Dans le premier mouvement « Allegro alla breve », Brahms semble s’affranchir de l’archétype
traditionnel de la forme sonate : l’exposition (constituée de quatre thèmes) et le développement
(n’en reprenant qu’un seul, mais en le chargeant d’idées aussi nouvelles qu’éphémères) ne
paraissent plus aussi évidents, dans ce mouvement particulièrement libre. Il évolue dans une
parfaite continuité mélodique, qui ne connaît aucune faiblesse ni rupture. Après une longue
introduction, le mouvement s’articule autour de deux thèmes principaux sur lesquels viennent se
greffer deux thèmes secondaires. Le premier thème introduit par le violon est extrêmement ardent,
alors que le second joué par le piano est plus chantant, bien qu’il conserve une tension équivalente.

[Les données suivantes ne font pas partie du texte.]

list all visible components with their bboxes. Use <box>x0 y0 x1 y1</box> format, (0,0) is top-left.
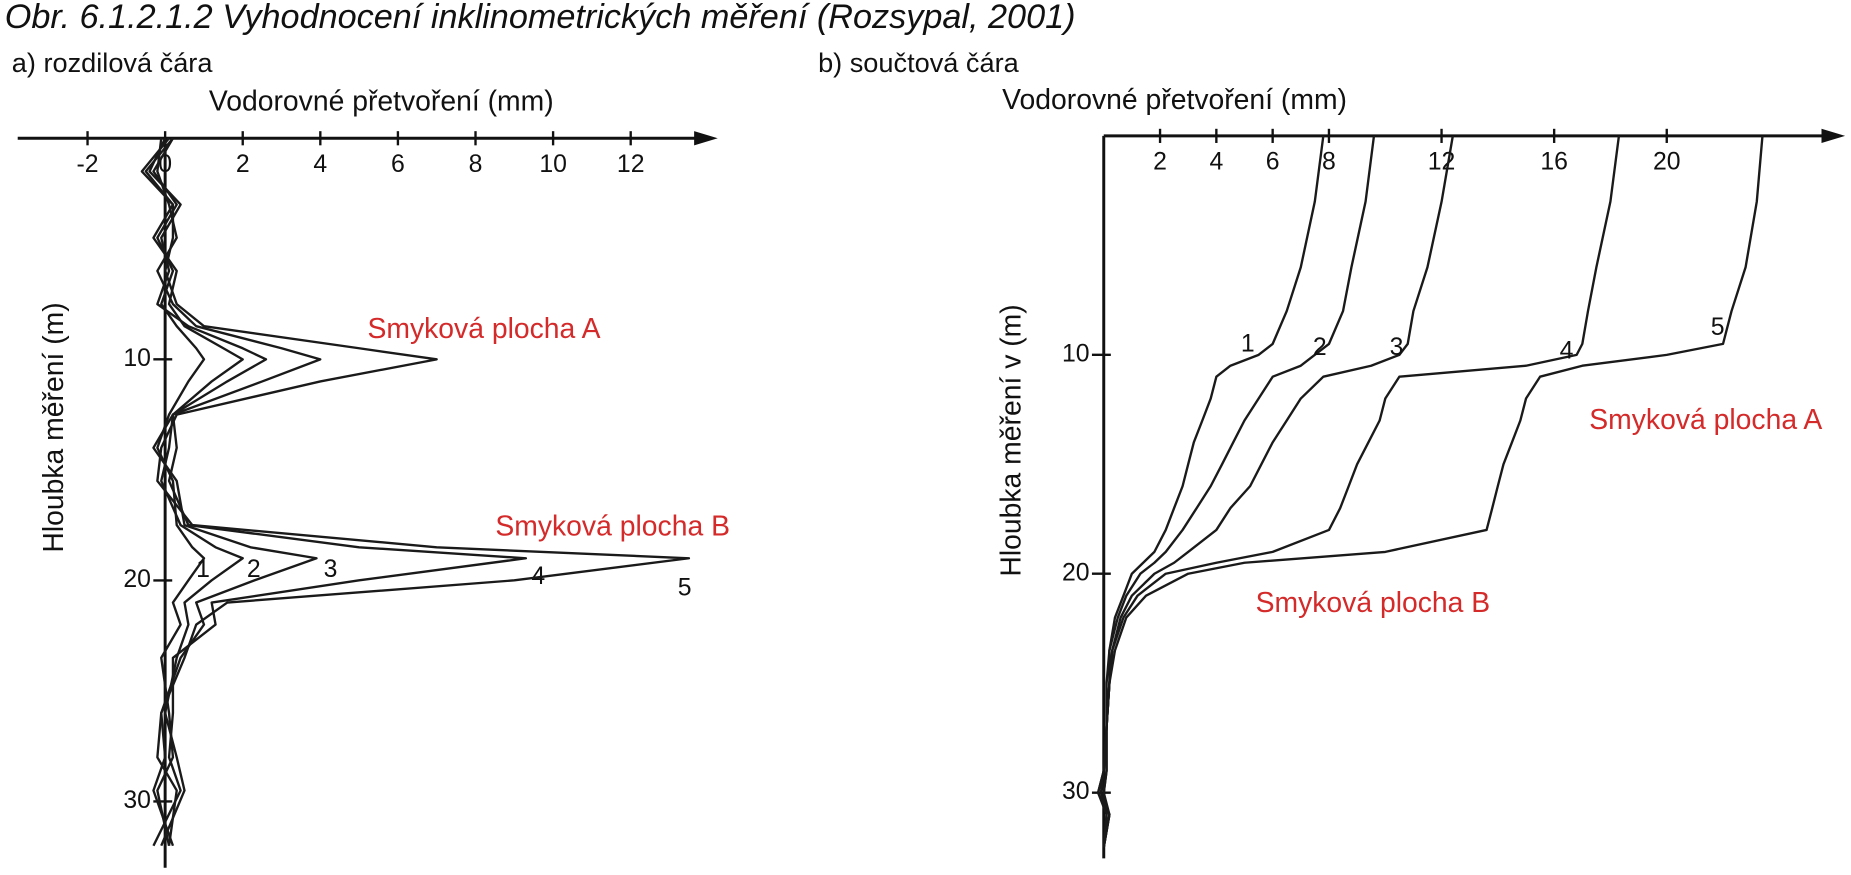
y-tick-label: 10 <box>123 345 151 372</box>
x-tick-label: 8 <box>469 151 483 178</box>
series-line <box>140 137 244 847</box>
x-tick-label: 16 <box>1540 149 1568 176</box>
x-tick-label: 12 <box>1428 149 1456 176</box>
x-axis-label: Vodorovné přetvoření (mm) <box>209 85 554 117</box>
x-tick-label: -2 <box>77 151 99 178</box>
x-tick-label: 2 <box>236 151 250 178</box>
x-tick-label: 8 <box>1322 149 1336 176</box>
annotation: Smyková plocha B <box>1256 587 1491 619</box>
y-axis-label: Hloubka měření (m) <box>38 302 70 552</box>
x-tick-label: 4 <box>1209 149 1223 176</box>
x-tick-label: 12 <box>617 151 645 178</box>
x-tick-label: 6 <box>391 151 405 178</box>
x-axis-arrow <box>1821 128 1846 143</box>
curve-label: 5 <box>678 575 692 602</box>
series-line <box>1099 135 1764 848</box>
curve-label: 5 <box>1711 314 1725 341</box>
x-tick-label: 2 <box>1153 149 1167 176</box>
y-axis-label: Hloubka měření v (m) <box>995 304 1027 576</box>
y-tick-label: 20 <box>1062 559 1090 586</box>
annotation: Smyková plocha A <box>1589 404 1822 436</box>
curve-label: 1 <box>196 556 210 583</box>
y-tick-label: 10 <box>1062 340 1090 367</box>
curve-label: 4 <box>1560 337 1574 364</box>
y-tick-label: 20 <box>123 566 151 593</box>
x-tick-label: 20 <box>1653 149 1681 176</box>
curve-label: 3 <box>324 556 338 583</box>
x-axis-label: Vodorovné přetvoření (mm) <box>1002 84 1347 116</box>
series-line <box>152 138 528 847</box>
series-line <box>144 137 691 847</box>
x-axis-arrow <box>694 131 718 146</box>
series-line <box>1102 135 1376 848</box>
y-tick-label: 30 <box>123 787 151 814</box>
subtitle: a) rozdilová čára <box>12 47 214 78</box>
x-tick-label: 10 <box>539 151 567 178</box>
annotation: Smyková plocha A <box>367 313 600 345</box>
annotation: Smyková plocha B <box>495 510 730 542</box>
curve-label: 2 <box>1313 334 1327 361</box>
figure-title: Obr. 6.1.2.1.2 Vyhodnocení inklinometric… <box>5 0 1076 36</box>
series-line <box>148 137 318 846</box>
subtitle: b) součtová čára <box>818 47 1020 78</box>
curve-label: 2 <box>247 556 261 583</box>
y-tick-label: 30 <box>1062 778 1090 805</box>
curve-label: 3 <box>1390 334 1404 361</box>
series-line <box>1096 135 1325 848</box>
series-line <box>1096 135 1454 848</box>
x-tick-label: 6 <box>1266 149 1280 176</box>
curve-label: 1 <box>1241 330 1255 357</box>
x-tick-label: 4 <box>313 151 327 178</box>
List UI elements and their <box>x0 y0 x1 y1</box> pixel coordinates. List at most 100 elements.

Un bref développement basé sur un nouveau thème précède la réexposition, qui s’enchaîne à une
longue et énergique coda.
Le second mouvement (Adagio) expose tout d’abord au violon une belle mélodie, à la fois ardente
et chaleureuse. Un second thème plus prononcé est soutenu par le piano à grands renforts
d’arpèges. Brahms reprend ces deux thèmes en les ornant davantage. Le mouvement s’achève de
façon douce et contemplative par une coda inspirée par le premier thème.
Le troisième mouvement (un poco presto e con sentimento) en fa dièse mineur tient le rôle du
Scherzo. La fugace agitation confère au début du mouvement un esprit fougueux et résolu, mais
celui-ci fait place à un motif au caractère à la fois grave et fantomatique. Il s’éloigne franchement du
Scherzo traditionnel par sa structure extrêmement libre. D’une grande richesse mélodique, ce
mouvement est basé lui aussi sur deux thèmes distincts répartis en trois différentes séquences.
La sonate trouve sa conclusion avec un long mouvement (presto agitato) au lyrisme passionné et à
l’esprit à la fois énergique et révolté, proche de l’esprit beethovenien. Ici encore Brahms fait preuve
d’une grande invention mélodique, où plusieurs thèmes souvent brillants et des idées musicales
secondaires en découlant, s’organisent subtilement. Au cours de ce long et trépidant mouvement,
les deux instruments s’affrontent plus qu’ils ne fusionnent, et ce jusqu’à la tempétueuse et
brillantissime conclusion de la sonate.